The number of deputies from "Our Land" in the oblast councils, 2015

| Election | Performance |  |  |  | Rank |
| % | ± pp | Seats | +/– |
| 2015 | 2.87% | New | 4,478 / 158,399 | New | 4th |
| 2020 | 4.46% | +1.59 | 1,892 / 43,122 | −2586 | 7th |

===Verkhovna Rada===

| Year | Popular vote | % of popular vote | Overall seats won | Seat change | Government |
|---|---|---|---|---|---|
| 2019 | - | - | 0 / 450 | New | Extra-parliamentary |

The party was one of the winners of the October 2015 Ukrainian local elections and took 4,640 seats. According to the Committee of Voters of Ukraine, Our Land became the most productive party in terms of the ratio of elected deputies to the number of registered candidates, gaining 32.3%. In July 2016, Serhiy Shakhov won the by-elections to the Verkhovna Rada in constituency No. 114 (Luhansk Oblast) with 37.62% result.

According to the results of the local elections of 2015–2019, the party entered the top five by the number of elected deputies.

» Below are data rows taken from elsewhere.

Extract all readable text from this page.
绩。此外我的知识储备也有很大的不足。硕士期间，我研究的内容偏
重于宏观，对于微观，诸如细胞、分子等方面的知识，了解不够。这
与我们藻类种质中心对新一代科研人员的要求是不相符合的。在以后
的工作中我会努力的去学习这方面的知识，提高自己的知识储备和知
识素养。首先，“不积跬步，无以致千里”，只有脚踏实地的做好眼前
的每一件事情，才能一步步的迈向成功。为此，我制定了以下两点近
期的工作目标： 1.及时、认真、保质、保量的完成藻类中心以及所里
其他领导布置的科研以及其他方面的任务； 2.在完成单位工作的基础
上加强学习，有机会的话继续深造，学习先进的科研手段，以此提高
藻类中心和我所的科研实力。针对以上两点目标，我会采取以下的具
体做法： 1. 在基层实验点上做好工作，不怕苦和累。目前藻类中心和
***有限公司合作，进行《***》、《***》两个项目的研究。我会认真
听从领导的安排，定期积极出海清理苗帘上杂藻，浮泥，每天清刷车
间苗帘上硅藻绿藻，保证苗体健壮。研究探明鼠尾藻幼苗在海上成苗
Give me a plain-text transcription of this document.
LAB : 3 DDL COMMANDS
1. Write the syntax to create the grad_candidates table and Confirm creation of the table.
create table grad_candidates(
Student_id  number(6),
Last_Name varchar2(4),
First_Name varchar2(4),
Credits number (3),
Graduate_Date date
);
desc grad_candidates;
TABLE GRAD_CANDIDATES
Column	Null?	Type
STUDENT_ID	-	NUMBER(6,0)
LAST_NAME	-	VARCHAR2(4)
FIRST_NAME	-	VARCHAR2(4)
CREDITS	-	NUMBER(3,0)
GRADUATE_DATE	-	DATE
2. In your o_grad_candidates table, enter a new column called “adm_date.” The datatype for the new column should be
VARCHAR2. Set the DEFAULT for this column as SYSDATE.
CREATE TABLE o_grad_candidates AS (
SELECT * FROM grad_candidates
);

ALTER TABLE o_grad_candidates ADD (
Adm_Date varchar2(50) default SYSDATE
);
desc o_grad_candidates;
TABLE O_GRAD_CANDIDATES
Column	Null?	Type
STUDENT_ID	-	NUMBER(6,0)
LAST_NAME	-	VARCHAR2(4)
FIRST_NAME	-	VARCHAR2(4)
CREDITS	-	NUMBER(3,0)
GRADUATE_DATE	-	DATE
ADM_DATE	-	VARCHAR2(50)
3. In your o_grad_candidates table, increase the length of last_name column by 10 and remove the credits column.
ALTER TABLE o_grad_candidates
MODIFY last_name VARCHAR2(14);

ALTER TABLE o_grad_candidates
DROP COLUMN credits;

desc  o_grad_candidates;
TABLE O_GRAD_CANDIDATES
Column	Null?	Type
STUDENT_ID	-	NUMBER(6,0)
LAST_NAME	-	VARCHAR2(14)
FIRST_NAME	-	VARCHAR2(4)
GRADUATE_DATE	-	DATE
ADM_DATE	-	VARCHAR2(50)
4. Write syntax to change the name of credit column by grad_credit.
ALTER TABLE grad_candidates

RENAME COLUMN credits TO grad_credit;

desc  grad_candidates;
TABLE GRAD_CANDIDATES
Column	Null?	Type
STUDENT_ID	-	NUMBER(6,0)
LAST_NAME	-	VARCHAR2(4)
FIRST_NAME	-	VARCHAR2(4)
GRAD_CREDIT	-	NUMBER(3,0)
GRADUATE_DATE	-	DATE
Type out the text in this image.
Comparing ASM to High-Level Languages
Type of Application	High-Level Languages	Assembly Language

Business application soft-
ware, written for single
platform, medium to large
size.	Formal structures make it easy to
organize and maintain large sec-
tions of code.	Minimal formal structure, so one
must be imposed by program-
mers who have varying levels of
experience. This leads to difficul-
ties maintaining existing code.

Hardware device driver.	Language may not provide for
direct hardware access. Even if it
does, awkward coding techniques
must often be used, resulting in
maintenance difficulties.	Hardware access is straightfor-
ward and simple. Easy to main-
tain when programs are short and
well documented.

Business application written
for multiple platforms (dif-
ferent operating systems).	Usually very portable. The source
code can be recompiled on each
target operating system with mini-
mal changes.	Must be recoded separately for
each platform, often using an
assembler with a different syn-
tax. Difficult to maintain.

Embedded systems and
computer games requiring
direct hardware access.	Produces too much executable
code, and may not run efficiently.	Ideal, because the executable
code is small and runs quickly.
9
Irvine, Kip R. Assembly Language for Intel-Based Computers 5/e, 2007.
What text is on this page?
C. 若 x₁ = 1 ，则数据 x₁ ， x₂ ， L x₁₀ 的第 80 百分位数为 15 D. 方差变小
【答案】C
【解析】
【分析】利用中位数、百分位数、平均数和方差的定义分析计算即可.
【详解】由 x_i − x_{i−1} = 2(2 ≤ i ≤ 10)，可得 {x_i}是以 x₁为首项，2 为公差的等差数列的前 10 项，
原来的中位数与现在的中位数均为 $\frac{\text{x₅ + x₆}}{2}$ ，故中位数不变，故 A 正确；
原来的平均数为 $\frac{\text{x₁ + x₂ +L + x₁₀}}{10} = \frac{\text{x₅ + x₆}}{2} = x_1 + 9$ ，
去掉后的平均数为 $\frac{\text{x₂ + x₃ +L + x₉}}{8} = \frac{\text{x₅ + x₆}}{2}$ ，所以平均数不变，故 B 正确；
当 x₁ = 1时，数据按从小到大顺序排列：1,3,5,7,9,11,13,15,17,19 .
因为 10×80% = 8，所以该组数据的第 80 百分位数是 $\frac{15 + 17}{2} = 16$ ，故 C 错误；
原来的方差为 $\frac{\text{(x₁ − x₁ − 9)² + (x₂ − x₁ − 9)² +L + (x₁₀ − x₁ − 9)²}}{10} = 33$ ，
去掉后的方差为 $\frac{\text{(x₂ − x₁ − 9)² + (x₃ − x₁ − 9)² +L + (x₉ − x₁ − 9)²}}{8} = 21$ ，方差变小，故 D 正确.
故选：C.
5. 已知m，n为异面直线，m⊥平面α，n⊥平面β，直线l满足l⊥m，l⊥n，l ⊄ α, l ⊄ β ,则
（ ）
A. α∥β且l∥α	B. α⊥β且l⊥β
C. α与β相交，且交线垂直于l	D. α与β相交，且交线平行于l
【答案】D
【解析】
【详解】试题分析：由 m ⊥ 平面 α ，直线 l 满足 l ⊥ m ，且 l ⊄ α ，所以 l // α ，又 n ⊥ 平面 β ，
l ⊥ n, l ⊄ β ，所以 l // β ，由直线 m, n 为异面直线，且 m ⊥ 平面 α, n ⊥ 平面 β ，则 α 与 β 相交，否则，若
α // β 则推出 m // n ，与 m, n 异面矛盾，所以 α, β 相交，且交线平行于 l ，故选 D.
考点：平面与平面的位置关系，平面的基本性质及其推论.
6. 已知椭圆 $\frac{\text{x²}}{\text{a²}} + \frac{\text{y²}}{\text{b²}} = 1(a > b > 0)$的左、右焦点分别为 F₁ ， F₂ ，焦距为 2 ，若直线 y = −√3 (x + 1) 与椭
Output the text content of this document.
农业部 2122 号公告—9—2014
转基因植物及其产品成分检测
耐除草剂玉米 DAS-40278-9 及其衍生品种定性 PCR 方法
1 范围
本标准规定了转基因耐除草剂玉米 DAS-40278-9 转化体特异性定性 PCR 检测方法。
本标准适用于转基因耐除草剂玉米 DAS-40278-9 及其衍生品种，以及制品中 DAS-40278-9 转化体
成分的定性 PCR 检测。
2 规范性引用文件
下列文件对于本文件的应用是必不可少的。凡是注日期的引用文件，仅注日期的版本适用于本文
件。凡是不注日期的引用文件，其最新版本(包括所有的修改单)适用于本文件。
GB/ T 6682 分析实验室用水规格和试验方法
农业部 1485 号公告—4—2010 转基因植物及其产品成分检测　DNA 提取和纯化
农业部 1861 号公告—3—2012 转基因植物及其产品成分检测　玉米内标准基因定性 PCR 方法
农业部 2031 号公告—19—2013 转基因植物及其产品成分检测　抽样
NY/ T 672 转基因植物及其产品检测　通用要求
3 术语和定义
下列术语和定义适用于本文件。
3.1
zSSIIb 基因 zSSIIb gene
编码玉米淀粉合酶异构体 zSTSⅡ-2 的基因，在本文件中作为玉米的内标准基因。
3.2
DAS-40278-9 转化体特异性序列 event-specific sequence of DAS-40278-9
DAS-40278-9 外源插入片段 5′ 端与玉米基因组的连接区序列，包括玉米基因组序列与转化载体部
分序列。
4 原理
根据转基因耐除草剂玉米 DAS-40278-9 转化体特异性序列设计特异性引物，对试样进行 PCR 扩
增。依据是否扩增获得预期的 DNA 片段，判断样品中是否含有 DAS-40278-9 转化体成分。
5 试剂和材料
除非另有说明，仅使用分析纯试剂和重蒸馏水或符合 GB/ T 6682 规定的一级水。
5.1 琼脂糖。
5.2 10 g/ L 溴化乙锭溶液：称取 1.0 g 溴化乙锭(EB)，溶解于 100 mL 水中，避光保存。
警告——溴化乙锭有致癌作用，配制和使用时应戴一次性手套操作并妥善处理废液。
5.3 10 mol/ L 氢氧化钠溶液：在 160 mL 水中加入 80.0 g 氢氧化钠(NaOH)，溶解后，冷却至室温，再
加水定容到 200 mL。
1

In the first elections in the newly created united territorial communities, which took place in December 2016, 245 candidates became deputies from "Our Land".

On December 11, 89 representatives of the party from 15 OTGs became deputies. Leonid Dusha became the mayor of Baturyn in the Chernihiv Oblast, and Anatoliy Malakhatka became the chairman of the Malotokmach's village council in the Zaporizhzhia Oblast.

The party received 30% of the votes in the Mykolaiv and Chernihiv Oblasts (32%), and almost 20% in local elections in the Donetsk Oblast.

In the OTG elections on June 30, 2019, the party took second place with 17.2% of seats. 127 party representatives in 25 territorial communities became deputies.

In local elections up to 86 OTGs (69 rural, 16 settlement, 1 city), which took place on December 22, 2019, in 21 oblasts of Ukraine, as well as in additional local elections - in 33 OTGs (20 rural, 13 settlement) in 17 oblasts of Ukraine "Our Land" won 61 seats, which is 6.7% of all deputies elected from the parties, and took third place among the parties in the elections.

In the 2019 Ukrainian parliamentary election, four representatives of the party became People's Deputies of the Verkhovna Rada of Ukraine of the 9th convocation: Anton Kisse, Valeriy Davydenko, Serhii Shakhov and Andrii Derkach. Davydenko was found shot dead in the bathroom of his office on 23 May 2020. On 13 January 2023 Ukraine's parliament voted to strip Derkach of his position as a people's deputy.